Closure of a public road during winter months
In 1983 following three requests for assistance from people stranded by snow on a mountain road, a Council decided in the interests of public safety to temporarily close the road each year between April and October. However, the road had provided access during the winter months to Crown Land that was used by a mountaineering club for snow caving and ski-touring recreation. When the Council locked a gate some distance below the winter snowline and provided a key to the run-holder only, the mountaineering club asked the Ombudsman to investigate the road closure. The mountaineering club contended that the Council’s closure was invalid because it did not have the power to close the road for reasons of public safety.
The Ombudsman’s investigation revealed that the Council had closed the road under Clause 13 of the Tenth Schedule to the Local Government Act 1974. The provision may be summarised in this case in terms that a Council may close any road where it appears to it that owing to climatic conditions the continued use of the road may cause damage to it.
While the Council’s concern for the public safety was fully appreciated it was apparent that this clause was not the appropriate instrument through which it could resolve that concern.

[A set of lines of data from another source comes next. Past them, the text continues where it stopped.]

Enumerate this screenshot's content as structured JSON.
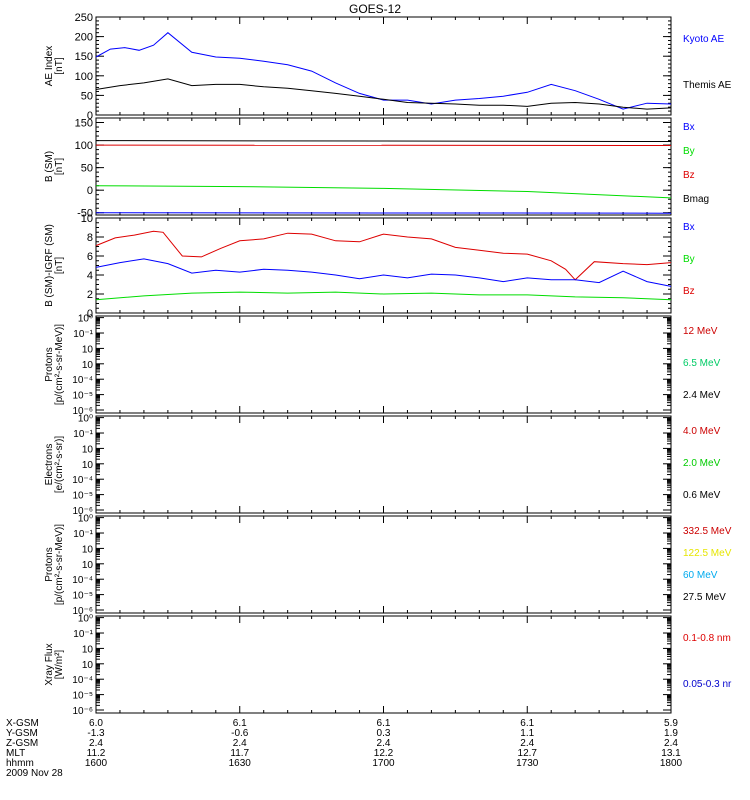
{
  "title": "GOES-12",
  "chart_data": [
    {
      "type": "line",
      "ylabel": [
        "AE Index",
        "[nT]"
      ],
      "ylim": [
        0,
        250
      ],
      "yticks": [
        "0",
        "50",
        "100",
        "150",
        "200",
        "250"
      ],
      "legend": [
        {
          "label": "Kyoto AE",
          "color": "#0000ff"
        },
        {
          "label": "Themis AE",
          "color": "#000000"
        }
      ],
      "series": [
        {
          "name": "Kyoto AE",
          "color": "#0000ff",
          "x": [
            0,
            3,
            6,
            9,
            12,
            15,
            20,
            25,
            30,
            35,
            40,
            45,
            50,
            55,
            60,
            65,
            70,
            75,
            80,
            85,
            90,
            95,
            100,
            105,
            110,
            115,
            120
          ],
          "y": [
            148,
            168,
            172,
            165,
            178,
            210,
            160,
            148,
            145,
            137,
            128,
            112,
            82,
            55,
            38,
            38,
            28,
            38,
            42,
            48,
            58,
            78,
            62,
            40,
            15,
            30,
            28
          ]
        },
        {
          "name": "Themis AE",
          "color": "#000000",
          "x": [
            0,
            5,
            10,
            15,
            20,
            25,
            30,
            35,
            40,
            45,
            50,
            55,
            60,
            65,
            70,
            75,
            80,
            85,
            90,
            95,
            100,
            105,
            110,
            115,
            120
          ],
          "y": [
            65,
            75,
            82,
            92,
            75,
            78,
            78,
            72,
            68,
            62,
            55,
            48,
            40,
            32,
            30,
            28,
            25,
            25,
            22,
            30,
            32,
            28,
            20,
            15,
            18
          ]
        }
      ]
    },
    {
      "type": "line",
      "ylabel": [
        "B (SM)",
        "[nT]"
      ],
      "ylim": [
        -55,
        160
      ],
      "yticks": [
        "-50",
        "0",
        "50",
        "100",
        "150"
      ],
      "legend": [
        {
          "label": "Bx",
          "color": "#0000ff"
        },
        {
          "label": "By",
          "color": "#00dd00"
        },
        {
          "label": "Bz",
          "color": "#dd0000"
        },
        {
          "label": "Bmag",
          "color": "#000000"
        }
      ],
      "series": [
        {
          "name": "Bmag",
          "color": "#000000",
          "x": [
            0,
            120
          ],
          "y": [
            110,
            108
          ]
        },
        {
          "name": "Bz",
          "color": "#dd0000",
          "x": [
            0,
            120
          ],
          "y": [
            100,
            99
          ]
        },
        {
          "name": "By",
          "color": "#00dd00",
          "x": [
            0,
            30,
            60,
            90,
            120
          ],
          "y": [
            10,
            8,
            4,
            -3,
            -17
          ]
        },
        {
          "name": "Bx",
          "color": "#0000ff",
          "x": [
            0,
            120
          ],
          "y": [
            -50,
            -51
          ]
        }
      ]
    },
    {
      "type": "line",
      "ylabel": [
        "B (SM)-IGRF (SM)",
        "[nT]"
      ],
      "ylim": [
        0,
        10
      ],
      "yticks": [
        "0",
        "2",
        "4",
        "6",
        "8",
        "10"
      ],
      "legend": [
        {
          "label": "Bx",
          "color": "#0000ff"
        },
        {
          "label": "By",
          "color": "#00dd00"
        },
        {
          "label": "Bz",
          "color": "#dd0000"
        }
      ],
      "series": [
        {
          "name": "Bz",
          "color": "#dd0000",
          "x": [
            0,
            4,
            8,
            12,
            14,
            18,
            22,
            26,
            30,
            35,
            40,
            45,
            50,
            55,
            60,
            65,
            70,
            75,
            80,
            85,
            90,
            95,
            98,
            100,
            104,
            110,
            115,
            120
          ],
          "y": [
            7.1,
            7.9,
            8.2,
            8.6,
            8.5,
            6.0,
            5.9,
            6.8,
            7.6,
            7.8,
            8.4,
            8.3,
            7.6,
            7.5,
            8.3,
            8.0,
            7.8,
            6.9,
            6.6,
            6.3,
            6.2,
            5.5,
            4.6,
            3.5,
            5.4,
            5.2,
            5.1,
            5.3
          ]
        },
        {
          "name": "Bx",
          "color": "#0000ff",
          "x": [
            0,
            5,
            10,
            15,
            20,
            25,
            30,
            35,
            40,
            45,
            50,
            55,
            60,
            65,
            70,
            75,
            80,
            85,
            90,
            95,
            100,
            105,
            110,
            115,
            120
          ],
          "y": [
            4.8,
            5.3,
            5.7,
            5.2,
            4.2,
            4.5,
            4.3,
            4.6,
            4.5,
            4.3,
            4.0,
            3.6,
            4.0,
            3.7,
            4.1,
            4.0,
            3.7,
            3.3,
            3.7,
            3.5,
            3.5,
            3.2,
            4.4,
            3.3,
            2.8
          ]
        },
        {
          "name": "By",
          "color": "#00dd00",
          "x": [
            0,
            10,
            20,
            30,
            40,
            50,
            60,
            70,
            80,
            90,
            100,
            110,
            120
          ],
          "y": [
            1.4,
            1.8,
            2.1,
            2.2,
            2.1,
            2.2,
            2.0,
            2.1,
            1.9,
            1.9,
            1.7,
            1.6,
            1.4
          ]
        }
      ]
    },
    {
      "type": "line",
      "ylabel": [
        "Protons",
        "[p/(cm²-s-sr-MeV)]"
      ],
      "log": true,
      "yticks": [
        "10⁶",
        "10⁵",
        "10⁴",
        "10⁳",
        "10⁲",
        "10¹",
        "10⁰"
      ],
      "yticks_note": "10^-6 to 10^0",
      "legend": [
        {
          "label": "12 MeV",
          "color": "#cc0000"
        },
        {
          "label": "6.5 MeV",
          "color": "#00cc66"
        },
        {
          "label": "2.4 MeV",
          "color": "#000000"
        }
      ],
      "series": []
    },
    {
      "type": "line",
      "ylabel": [
        "Electrons",
        "[e/(cm²-s-sr)]"
      ],
      "log": true,
      "legend": [
        {
          "label": "4.0 MeV",
          "color": "#cc0000"
        },
        {
          "label": "2.0 MeV",
          "color": "#00cc00"
        },
        {
          "label": "0.6 MeV",
          "color": "#000000"
        }
      ],
      "series": []
    },
    {
      "type": "line",
      "ylabel": [
        "Protons",
        "[p/(cm²-s-sr-MeV)]"
      ],
      "log": true,
      "legend": [
        {
          "label": "332.5 MeV",
          "color": "#cc0000"
        },
        {
          "label": "122.5 MeV",
          "color": "#e6e600"
        },
        {
          "label": "60 MeV",
          "color": "#00aaee"
        },
        {
          "label": "27.5 MeV",
          "color": "#000000"
        }
      ],
      "series": []
    },
    {
      "type": "line",
      "ylabel": [
        "Xray Flux",
        "[W/m²]"
      ],
      "log": true,
      "legend": [
        {
          "label": "0.1-0.8 nm",
          "color": "#dd0000"
        },
        {
          "label": "0.05-0.3 nr",
          "color": "#0000cc"
        }
      ],
      "series": []
    }
  ],
  "x_axis": {
    "row_labels": [
      "X-GSM",
      "Y-GSM",
      "Z-GSM",
      "MLT",
      "hhmm"
    ],
    "columns": [
      [
        "6.0",
        "-1.3",
        "2.4",
        "11.2",
        "1600"
      ],
      [
        "6.1",
        "-0.6",
        "2.4",
        "11.7",
        "1630"
      ],
      [
        "6.1",
        "0.3",
        "2.4",
        "12.2",
        "1700"
      ],
      [
        "6.1",
        "1.1",
        "2.4",
        "12.7",
        "1730"
      ],
      [
        "5.9",
        "1.9",
        "2.4",
        "13.1",
        "1800"
      ]
    ],
    "date": "2009 Nov 28"
  },
  "colors": {
    "axis": "#000000",
    "background": "#ffffff"
  }
}
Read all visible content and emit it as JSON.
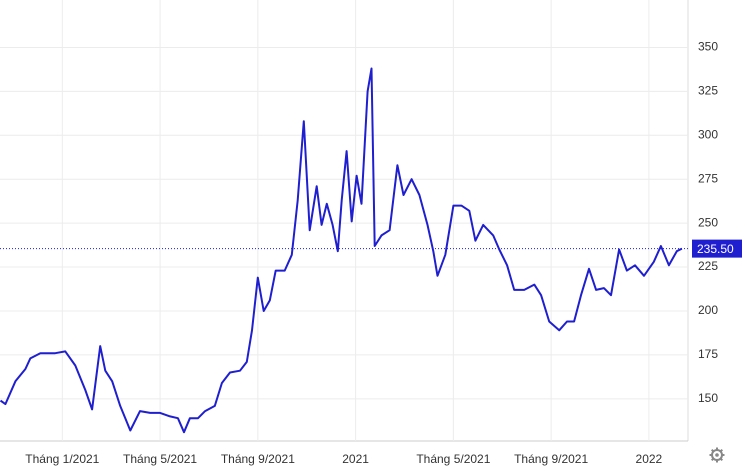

Clause 13 specifically related to the closure of roads owing to climatic conditions and the resultant damage that can be done to a road; it did not include the public safety factor which was the basis for the Council’s decision. As the Council had not closed the road because its use in the climatic conditions could damage it but because of a concern for public safety, the Ombudsman formed the view, in accordance with section 22(1) of the Ombudsmen Act 1975, that the road closure appeared to be contrary to law.
At the same time it was also apparent that there were avenues of redress open to the mountaineering club in respect of the matter in the form of renewed dialogue with the Council. The Ombudsman suggested that through such discussions, any closure of the road contemplated under Clause 13 of the Tenth Schedule, should take into account the possibility that the public could have unrestricted access to that part of the road which is gravelled and is therefore unlikely to be damaged during the period of road closure, as far as a gate where the gravelled road ends and where the snowline in winter often lies.
Accordingly the investigation was discontinued under section 17(1)(a) of the Ombudsmen Act 1975 on the basis that there was an existing administrative practice in the form of further discussion with the Council to which it was reasonable for the mountaineering club to resort.
This case note is published under the authority of the Ombudsmen Rules 1989. It sets out an Ombudsman’s view on the facts of a particular case. It should not be taken as establishing any legal precedent that would bind an Ombudsman in future.